| A lovely knot to unravel! First, get everything in source control! Next, make it possible to spin service up locally, pointing at production DB. Then, get the db running locally. Then get another server and get cd to that server, including creating the db, schema, and sample data. Then add tests, run on pr, then code review, then auto deploy to new server. This should stop the bleeding… no more index-new_2021-test-john_v2.php Add tests and start deleting code. Spin up a production server, load balance to it. When confident it works, blow away the old one and redeploy to it. Use the new server for blue/green deployments. Write more tests for pages, clean up more code. Pick a framework and use it for new pages, rewrite old pages only when major functionality changes. Don’t worry about multiple jquery versions on a page, lack of mvc, lack of framework, unless overhauling that page. |
1) "Next, make it possible to spin service up locally, pointing at production DB."
Do this, but NOT pointing at production DB. Why? You don't know if just spinning up the service causes updates to the database. And if it does, you don't want to risk corruption of production DB. This is too risky. Instead, make a COPY of the production DB and spin up locally against the COPY.

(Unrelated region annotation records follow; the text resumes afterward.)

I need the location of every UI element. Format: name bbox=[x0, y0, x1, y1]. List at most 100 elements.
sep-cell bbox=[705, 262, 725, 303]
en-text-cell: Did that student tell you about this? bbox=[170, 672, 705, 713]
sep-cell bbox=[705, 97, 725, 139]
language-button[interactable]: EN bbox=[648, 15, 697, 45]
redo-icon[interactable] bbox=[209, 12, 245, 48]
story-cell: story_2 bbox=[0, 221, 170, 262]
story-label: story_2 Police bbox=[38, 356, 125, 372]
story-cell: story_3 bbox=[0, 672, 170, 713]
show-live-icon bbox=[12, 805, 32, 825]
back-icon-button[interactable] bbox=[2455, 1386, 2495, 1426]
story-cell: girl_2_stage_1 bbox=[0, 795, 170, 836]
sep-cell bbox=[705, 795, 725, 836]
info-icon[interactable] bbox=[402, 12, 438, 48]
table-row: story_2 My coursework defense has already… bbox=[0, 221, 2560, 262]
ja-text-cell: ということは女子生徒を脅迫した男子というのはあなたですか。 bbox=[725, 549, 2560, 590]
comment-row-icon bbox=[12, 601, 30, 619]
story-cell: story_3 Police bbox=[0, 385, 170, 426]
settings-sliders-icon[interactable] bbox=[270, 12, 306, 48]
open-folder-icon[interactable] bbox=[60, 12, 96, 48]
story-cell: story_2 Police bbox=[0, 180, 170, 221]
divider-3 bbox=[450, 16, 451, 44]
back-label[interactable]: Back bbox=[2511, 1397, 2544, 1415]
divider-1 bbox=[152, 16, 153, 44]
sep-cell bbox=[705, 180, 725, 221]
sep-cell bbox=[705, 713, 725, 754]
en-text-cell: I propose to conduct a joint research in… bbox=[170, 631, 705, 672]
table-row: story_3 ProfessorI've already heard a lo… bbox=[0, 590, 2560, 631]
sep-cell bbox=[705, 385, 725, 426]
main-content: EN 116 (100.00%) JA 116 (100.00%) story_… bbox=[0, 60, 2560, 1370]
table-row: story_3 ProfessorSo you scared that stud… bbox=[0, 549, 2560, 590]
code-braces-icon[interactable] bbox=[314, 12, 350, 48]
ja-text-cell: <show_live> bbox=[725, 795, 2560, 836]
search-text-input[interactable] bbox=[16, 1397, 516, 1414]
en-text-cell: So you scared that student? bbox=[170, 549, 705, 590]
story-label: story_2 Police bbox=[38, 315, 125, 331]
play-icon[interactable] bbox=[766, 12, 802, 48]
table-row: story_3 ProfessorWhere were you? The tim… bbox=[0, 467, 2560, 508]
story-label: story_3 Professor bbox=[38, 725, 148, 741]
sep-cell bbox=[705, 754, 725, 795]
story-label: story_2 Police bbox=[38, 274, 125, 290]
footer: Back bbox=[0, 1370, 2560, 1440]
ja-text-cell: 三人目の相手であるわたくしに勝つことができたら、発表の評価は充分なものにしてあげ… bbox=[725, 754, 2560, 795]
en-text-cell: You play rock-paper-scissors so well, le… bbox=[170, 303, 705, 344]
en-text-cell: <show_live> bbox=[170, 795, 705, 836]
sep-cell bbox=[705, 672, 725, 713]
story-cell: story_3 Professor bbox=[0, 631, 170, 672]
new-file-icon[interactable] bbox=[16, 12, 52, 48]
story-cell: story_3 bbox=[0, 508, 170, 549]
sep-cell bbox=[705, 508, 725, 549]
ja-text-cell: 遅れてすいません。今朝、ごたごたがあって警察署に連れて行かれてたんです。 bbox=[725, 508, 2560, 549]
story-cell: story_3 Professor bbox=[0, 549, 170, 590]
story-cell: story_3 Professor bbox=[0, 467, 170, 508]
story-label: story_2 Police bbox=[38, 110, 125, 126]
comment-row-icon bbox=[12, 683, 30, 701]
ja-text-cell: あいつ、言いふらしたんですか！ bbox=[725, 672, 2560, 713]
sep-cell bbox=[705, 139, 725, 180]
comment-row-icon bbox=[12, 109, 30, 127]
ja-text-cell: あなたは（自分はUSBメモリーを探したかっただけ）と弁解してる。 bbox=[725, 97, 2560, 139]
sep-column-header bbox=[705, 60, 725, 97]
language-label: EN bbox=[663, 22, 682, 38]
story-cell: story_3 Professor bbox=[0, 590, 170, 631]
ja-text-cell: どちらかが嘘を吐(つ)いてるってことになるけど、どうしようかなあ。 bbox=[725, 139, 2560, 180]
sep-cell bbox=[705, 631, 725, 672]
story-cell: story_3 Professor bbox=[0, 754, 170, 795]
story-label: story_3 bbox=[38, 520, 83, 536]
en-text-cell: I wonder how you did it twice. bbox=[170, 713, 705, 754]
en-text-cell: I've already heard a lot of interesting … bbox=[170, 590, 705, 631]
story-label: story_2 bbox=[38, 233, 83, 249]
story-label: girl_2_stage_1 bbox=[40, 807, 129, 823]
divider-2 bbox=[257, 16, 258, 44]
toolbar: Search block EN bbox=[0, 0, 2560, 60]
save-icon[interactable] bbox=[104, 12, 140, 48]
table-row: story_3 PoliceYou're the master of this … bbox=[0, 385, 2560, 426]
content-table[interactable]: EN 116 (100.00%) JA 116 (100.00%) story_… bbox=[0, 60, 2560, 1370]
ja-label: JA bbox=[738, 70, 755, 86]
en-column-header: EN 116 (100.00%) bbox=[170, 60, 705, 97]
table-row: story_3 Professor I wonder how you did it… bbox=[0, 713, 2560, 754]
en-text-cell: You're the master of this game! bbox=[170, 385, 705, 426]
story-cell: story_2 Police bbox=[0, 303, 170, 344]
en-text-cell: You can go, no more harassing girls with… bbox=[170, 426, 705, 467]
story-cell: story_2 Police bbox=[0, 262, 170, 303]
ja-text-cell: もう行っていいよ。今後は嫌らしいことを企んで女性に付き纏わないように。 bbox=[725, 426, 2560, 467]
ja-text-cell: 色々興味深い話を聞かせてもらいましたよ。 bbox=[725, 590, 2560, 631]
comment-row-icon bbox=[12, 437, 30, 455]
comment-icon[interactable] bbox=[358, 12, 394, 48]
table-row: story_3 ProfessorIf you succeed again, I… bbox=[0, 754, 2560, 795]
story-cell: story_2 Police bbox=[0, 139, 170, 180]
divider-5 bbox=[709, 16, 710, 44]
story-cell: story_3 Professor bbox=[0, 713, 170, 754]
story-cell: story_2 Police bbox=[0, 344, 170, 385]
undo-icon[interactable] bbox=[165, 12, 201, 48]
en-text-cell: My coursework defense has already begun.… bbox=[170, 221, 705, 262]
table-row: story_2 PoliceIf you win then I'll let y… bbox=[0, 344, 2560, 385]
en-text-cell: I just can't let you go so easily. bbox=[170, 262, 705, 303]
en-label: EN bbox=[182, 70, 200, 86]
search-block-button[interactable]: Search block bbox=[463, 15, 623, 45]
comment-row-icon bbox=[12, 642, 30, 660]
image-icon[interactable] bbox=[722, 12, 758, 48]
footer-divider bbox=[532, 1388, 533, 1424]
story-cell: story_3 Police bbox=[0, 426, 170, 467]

2) OP mentions team of 3 with all of them being junior. Given the huge mess of things, get at least 1 more experienced engineer on the team (even if it's from another team on loan). If not, hire an experienced consultant with a proven track record on your technology stack. What? No budget? How would things look when your house of cards comes crashing down and production goes offline? OP needs to communicate how dire the risk is to upper management and get their backing to start fixing it immediately.